VISTOS, los preceptos legales citados y demás de general y pertinente aplicación,
Fallo
DESESTIMANDO EL RECURSO DE APELACIÓN, promovido por la representación procesal de Abanca Corporación Bancaria S.A., frente a la Sentencia dictada por el Juzgado de 1ª Instancia Nº 2 de Valladolid de fecha de 11-1-17 , en los presentes autos sobre nulidad de la adquisición de Participaciones Preferentes, seguidas a instancias de Dª Bernarda , DEBEMOS CONFIRMAR INTEGRAMENTE, referida resolución recurrida, con imposición de las costas procesales causadas en este recurso, a la parte apelante, por ser ello preceptivo.La confirmación de la sentencia de instancia implica la pérdida del depósito para apelar, al que deberá darse el destino legal ( DA15ª LOPJ según redacción de la Ley Orgánica 1/2009).

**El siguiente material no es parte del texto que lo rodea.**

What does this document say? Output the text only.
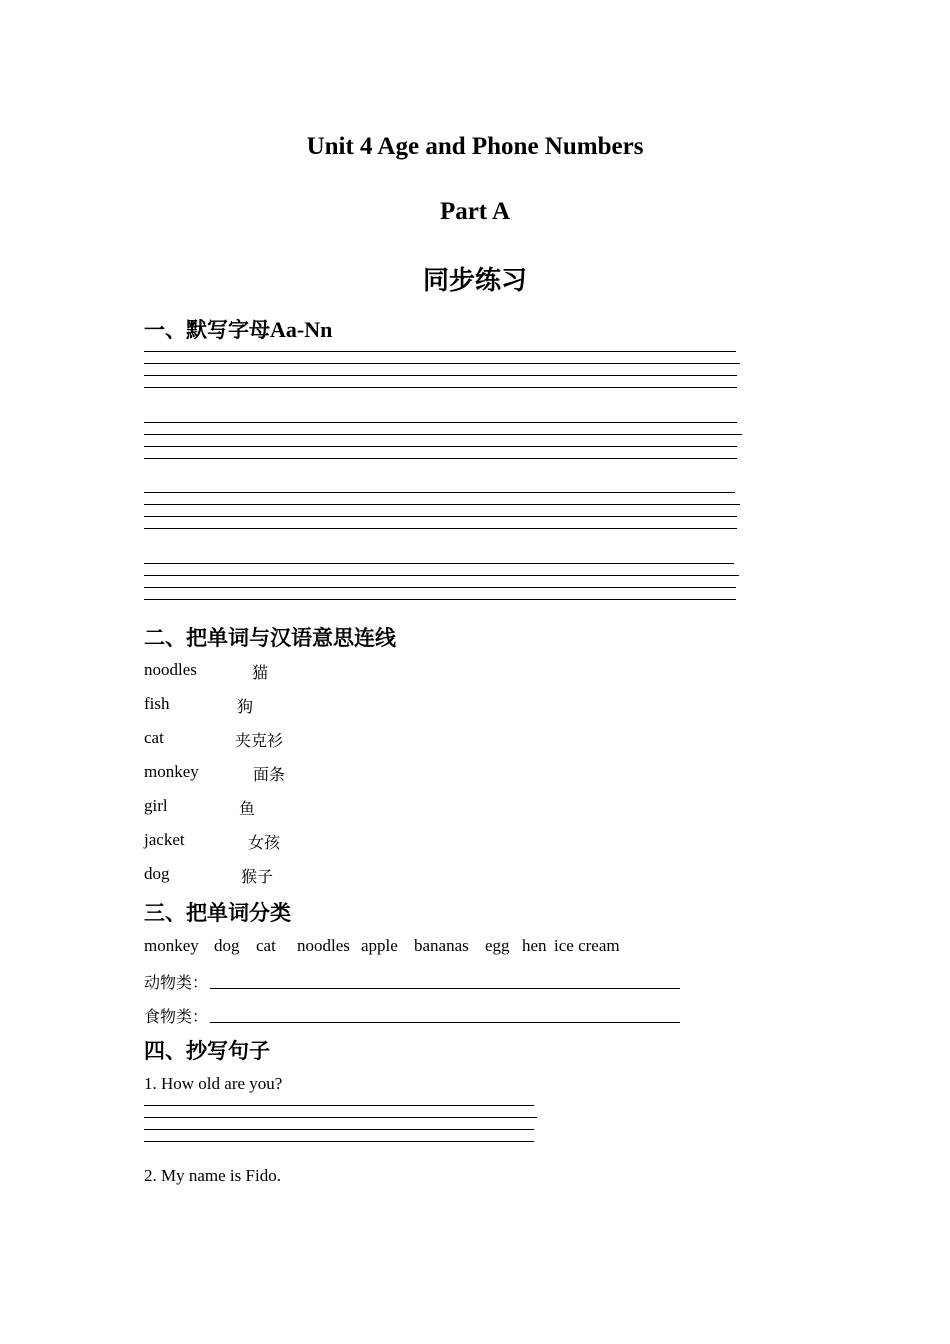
Unit 4 Age and Phone Numbers
Part A
同步练习
一、默写字母Aa-Nn
二、把单词与汉语意思连线
noodles	猫
fish	狗
cat	夹克衫
monkey	面条
girl	鱼
jacket	女孩
dog	猴子
三、把单词分类
monkey dog cat noodles apple bananas egg hen ice cream
动物类：
食物类：
四、抄写句子
1. How old are you?
2. My name is Fido.
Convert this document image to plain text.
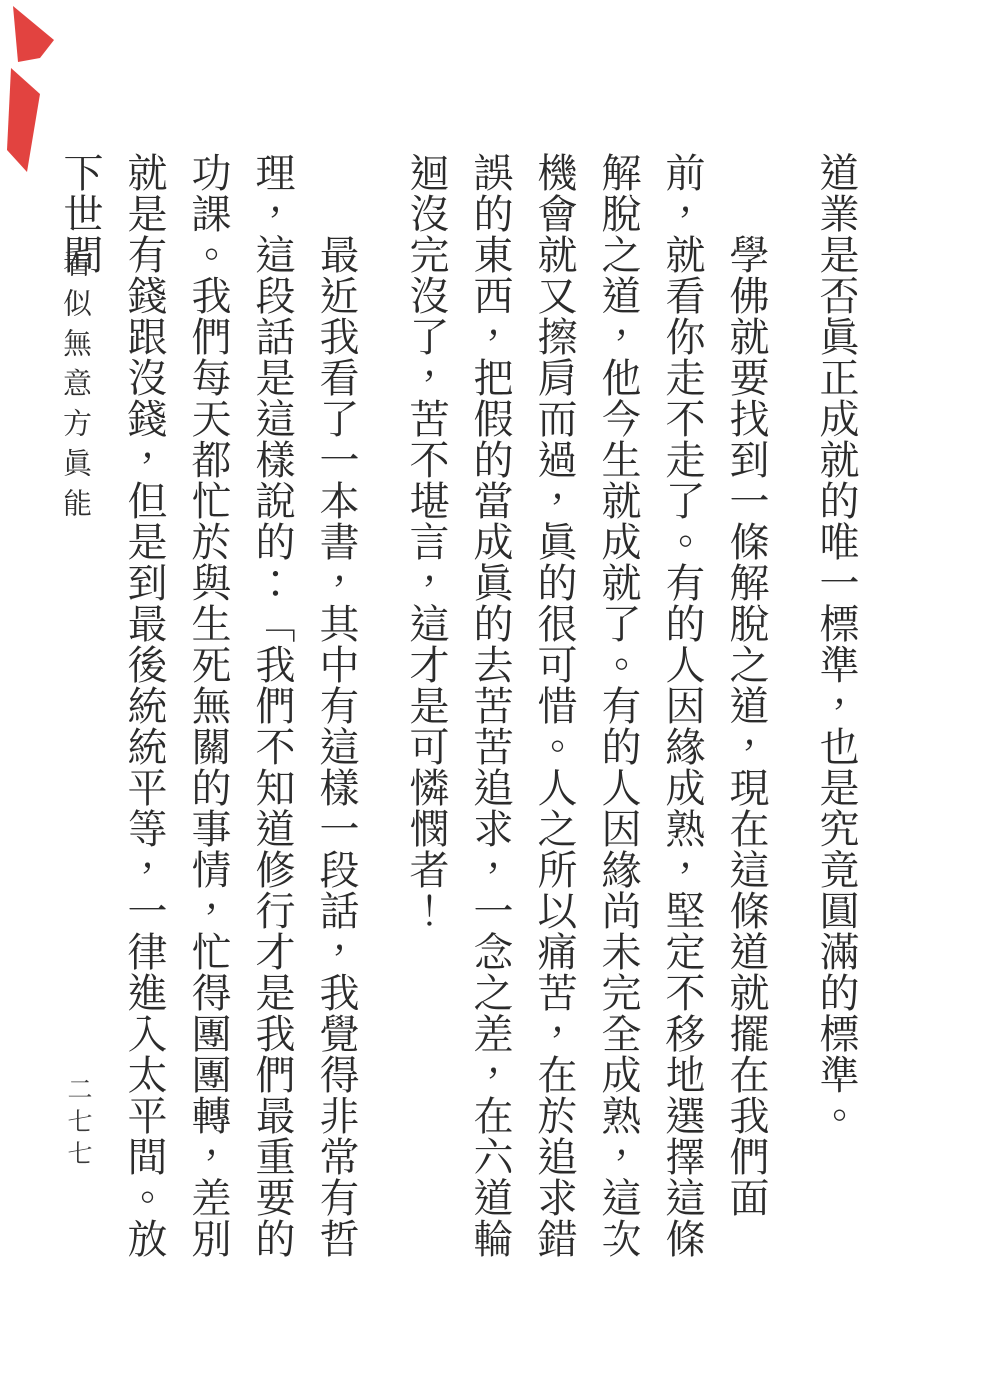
道業是否眞正成就的唯一標準，也是究竟圓滿的標準。

學佛就要找到一條解脫之道，現在這條道就擺在我們面前，就看你走不走了。有的人因緣成熟，堅定不移地選擇這條解脫之道，他今生就成就了。有的人因緣尚未完全成熟，這次機會就又擦肩而過，眞的很可惜。人之所以痛苦，在於追求錯誤的東西，把假的當成眞的去苦苦追求，一念之差，在六道輪迴沒完沒了，苦不堪言，這才是可憐憫者！

最近我看了一本書，其中有這樣一段話，我覺得非常有哲理，這段話是這樣說的：「我們不知道修行才是我們最重要的功課。我們每天都忙於與生死無關的事情，忙得團團轉，差別就是有錢跟沒錢，但是到最後統統平等，一律進入太平間。放下世間

看似無意方眞能
二七七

MODO DE IMPUGNACIÓN: contra esta resolución cabe interponer, en su caso, recurso de casación, ante esta sala, en el plazo de veinte días a contar desde el siguiente a su notificación.
Conforme a la D.A. Decimoquinta de la L.O.P.J ., para la admisión del recurso se deberá acreditar haber constituido, en la cuenta de depósitos y consignaciones de este órgano, un depósito de 50 euros, salvo que el recurrente sea: beneficiario de justicia gratuita, el Ministerio Fiscal, el Estado, Comunidad Autónoma, entidad local u organismo autónomo dependiente.
Así, por esta nuestra Sentencia, lo pronunciamos, mandamos y firmamos.